Even as a man, it was everything I never wanted to become; I can completely see why women, who generally pursue (or at least try to maintain the impression of) collaborative relationships often want to do nothing with it.

lstamour|7 months ago

Isn’t it possible though, that if a role is gender stereotyped or if senior managers are a particular gender, that those of the other gender might need to prove themselves more to get the same job? That managers tend to hire people who appear to fit in, which usually means they are more like themselves, or those who already have the job? Also, it seems weird to suggest that only women have the failings you’ve noted, as men can also have the same shortcomings. In a way, this entire discussion is really highlighting that while some get hired, some do not, and somehow blames those who do not get hired as failures who should not get hired rather than as disadvantaged individuals due to circumstances partly or fully beyond their control.

An interesting point about choosing to leave the workforce to care for children is that re-entry into the workforce or even the ability to work and care for children is something a social net could be established to support. If we have networks that allow army recruits to enter the workforce after their service, we could do the same for parents, but instead social nets seem to devalue the act of raising children, maybe because they are driven too much by short term profit. Taxpayers accept that too, preferring tax breaks for families with children over support networks and job opportunities to re-enter the workforce full-time. One imagines it again is about hiring those like you - managers hiring individuals who worked from home are unlikely to have worked from home - they needed the time in industry to become experienced managers.

Edit: upon rereading my last comment, it is possible that work from home norms established under covid might be the best thing to happen to stay at home parents and their continued full time employment. This could then boost the number of relatively younger parents who could continue in the workforce after mat leave while also providing child care. But it’s not a replacement for better social nets and better social norms.

rayiner|7 months ago

> Also, it seems weird to suggest that only women have the failings you’ve noted, as men can also have the same shortcomings.

Why would you portray these as “shortcomings?” E.g. my wife is probably counted as part of the income disparity between men and women, because after our third child she decided she didn’t want to keep working. The choice to do that wasn’t unweighted random coin flip as between the two of us. Indeed, she wouldn’t have married me if she perceived there was a possibility I’d want to quit my demanding full time job and be the primary caregiver.

afiori|7 months ago

The commenter was not saying that women do not face discrimination, they were saying that salary (as in hourly cash for a given job) was not one place with sizable discrimination.

To be clear if women faced strong discrimination against being promoted it would not show up in that metric, it debunks only a very specific type of discrimination on average

_qbxi|7 months ago

> Women choose less lucrative careers

"Choose" is perhaps technically true, but misleading. Women are generally pressured out of lucrative careers.

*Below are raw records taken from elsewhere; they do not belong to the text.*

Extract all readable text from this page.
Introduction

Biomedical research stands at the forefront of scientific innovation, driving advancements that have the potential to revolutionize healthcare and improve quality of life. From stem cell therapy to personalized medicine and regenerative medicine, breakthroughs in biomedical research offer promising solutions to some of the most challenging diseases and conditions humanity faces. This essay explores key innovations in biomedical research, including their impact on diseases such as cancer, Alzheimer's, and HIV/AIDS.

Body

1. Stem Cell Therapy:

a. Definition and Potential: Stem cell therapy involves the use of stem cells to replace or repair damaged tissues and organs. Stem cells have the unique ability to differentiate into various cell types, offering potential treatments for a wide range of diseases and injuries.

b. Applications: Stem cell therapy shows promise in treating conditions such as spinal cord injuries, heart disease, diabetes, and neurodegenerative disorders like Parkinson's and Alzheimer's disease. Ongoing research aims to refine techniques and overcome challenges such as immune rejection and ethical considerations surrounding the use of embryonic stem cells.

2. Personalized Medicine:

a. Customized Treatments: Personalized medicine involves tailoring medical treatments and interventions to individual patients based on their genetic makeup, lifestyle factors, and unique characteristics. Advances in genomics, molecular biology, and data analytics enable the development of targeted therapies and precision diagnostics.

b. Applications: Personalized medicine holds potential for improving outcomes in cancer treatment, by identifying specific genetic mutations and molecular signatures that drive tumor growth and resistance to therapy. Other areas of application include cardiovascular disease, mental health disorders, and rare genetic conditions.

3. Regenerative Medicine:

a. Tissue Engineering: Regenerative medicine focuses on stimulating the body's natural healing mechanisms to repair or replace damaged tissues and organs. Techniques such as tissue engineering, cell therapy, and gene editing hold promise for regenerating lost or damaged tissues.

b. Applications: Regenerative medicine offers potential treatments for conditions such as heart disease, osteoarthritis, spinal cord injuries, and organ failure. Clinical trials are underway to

Remember that programming started as a woman-dominated field (due to perceived proximity to typing as the fundamental skill), which is how so many pioneers and influential figures ended up being women (Grace Hopper, Margaret Hamilton). Women were ultimately pushed out as the field gained perceived prestige.

Dracophoenix|7 months ago

> Women were ultimately pushed out as the field gained perceived prestige.

They weren't pushed out so much as the nature of the market for programming changed from office work and military projects to personal computers and applications in the 1970s.

im3w1l|7 months ago

This doesn't match what I experienced growing up in the 90's. What I saw saw was girls not wanting to involve themselves with computing because it was seen as nerdy and boring and for weird people. Only when people started realizing how much FAANG's paid and how nice the benefits were did they start feeling they wanted to get in on that. Those are just my personal observations though.